VS-BR
COUR D'APPEL DE BASSE-TERRE
CHAMBRE SOCIALE ARRÊT No 349 DU VINGT CINQ SEPTEMBRE DEUX MILLE DIX SEPT
AFFAIRE No : 15/ 01711
Décision déférée à la Cour : jugement du Conseil de Prud'hommes de BASSE-TERRE du 23 juin 2015- Section Encadrement
APPELANT
Monsieur Philippe X...... Représenté par Maître Pierre KIRSCHER de la SELAS ST BARTH LAW (Toque 22) substitué par Maître SZWARCBART, avocat au barreau de GUADELOUPE/ ST MARTIN/ ST BART
INTIMÉE
SARL SIBARTH VILLA RENTALS Gustavia 97133 Saint-Barthélemy/ France Représenté par Maître Aurelien STEPHANE (Toque 25), avocat au barreau de GUADELOUPE/ ST MARTIN/ ST BART
COMPOSITION DE LA COUR :
L'affaire a été débattue le 3 Juillet 2017, en audience publique, devant la Cour composée de :
M. Bernard Rousseau, président de chambre, président, Mme Marie-Josée Bolnet, conseiller, Madame Gaëlle Buseine, conseiller, qui en ont délibéré.
Les parties ont été avisées à l'issue des débats de ce que l'arrêt sera prononcé par sa mise à disposition au greffe de la cour le 25 septembre 2017.
GREFFIER Lors des débats : Mme Lucile Pommier, greffier principal,
ARRÊT :
Contradictoire, prononcé publiquement par mise à disposition de l'arrêt au greffe de la cour, les parties en ayant été préalablement avisées conformément à l'article 450 al 2 du CPC. Signé par M. Bernard Rousseau, président de chambre, président, et par Mme Valérie Souriant, greffier, à laquelle la décision a été remise par le magistrat signataire.
Faits et procédure :
M. X...a été recruté en janvier 1987, par la Société SIBARTH, laquelle avait pour objet la vente et la location de villas sur l'île de Saint Barthélémy.

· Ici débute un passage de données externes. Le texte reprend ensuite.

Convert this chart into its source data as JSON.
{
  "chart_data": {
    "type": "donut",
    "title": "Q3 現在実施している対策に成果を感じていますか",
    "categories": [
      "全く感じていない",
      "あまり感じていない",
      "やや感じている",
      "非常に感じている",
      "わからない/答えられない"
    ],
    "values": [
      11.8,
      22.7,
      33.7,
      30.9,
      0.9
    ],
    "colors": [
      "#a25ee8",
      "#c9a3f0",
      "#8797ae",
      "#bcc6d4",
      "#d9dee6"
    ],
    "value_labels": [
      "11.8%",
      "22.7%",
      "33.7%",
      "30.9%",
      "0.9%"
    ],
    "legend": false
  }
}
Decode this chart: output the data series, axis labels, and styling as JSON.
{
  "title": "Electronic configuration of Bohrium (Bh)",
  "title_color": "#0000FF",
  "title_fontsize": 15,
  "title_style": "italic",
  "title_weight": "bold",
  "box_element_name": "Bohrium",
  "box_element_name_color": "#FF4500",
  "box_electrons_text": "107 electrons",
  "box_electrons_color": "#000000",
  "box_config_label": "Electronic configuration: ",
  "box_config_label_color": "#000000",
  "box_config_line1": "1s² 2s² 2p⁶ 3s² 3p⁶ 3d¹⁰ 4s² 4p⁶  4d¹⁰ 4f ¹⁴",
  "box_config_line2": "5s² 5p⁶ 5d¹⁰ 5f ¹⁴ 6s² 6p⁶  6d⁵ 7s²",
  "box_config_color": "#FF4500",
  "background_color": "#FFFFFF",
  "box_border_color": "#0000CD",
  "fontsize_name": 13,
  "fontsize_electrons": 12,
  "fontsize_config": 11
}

En 2000 était créé au sein de la Société SIBARTH un département dénommé SIBARTH PROPERTY MANAGEMENT (SPM), assurant le service de gestion et de maintenance pour les villas les plus importantes du parc locatif de la société. M. X...était nommé à la tête de ce département.
Par acte d'huissier en date du 13 juin 2013, M. X...faisait signifier à la Société SIBARTH, un courrier dans lequel il prenait acte de la rupture de son contrat de travail, invoquant notamment un harcèlement moral.
Par lettre recommandée du 20 juin 2013, l'employeur contestait les griefs allégués par M. X...dans son courrier et considérait que la prise d'acte de rupture du contrat de travail n'était pas justifiée et la considérait comme une démission.
Le 25 octobre 2013, M. X...saisissait le conseil de prud'hommes de Basse-Terre aux fins d'obtenir un rappel de rémunération et des indemnités de rupture du contrat de travail, notamment pour licenciement sans cause réelle et sérieuse.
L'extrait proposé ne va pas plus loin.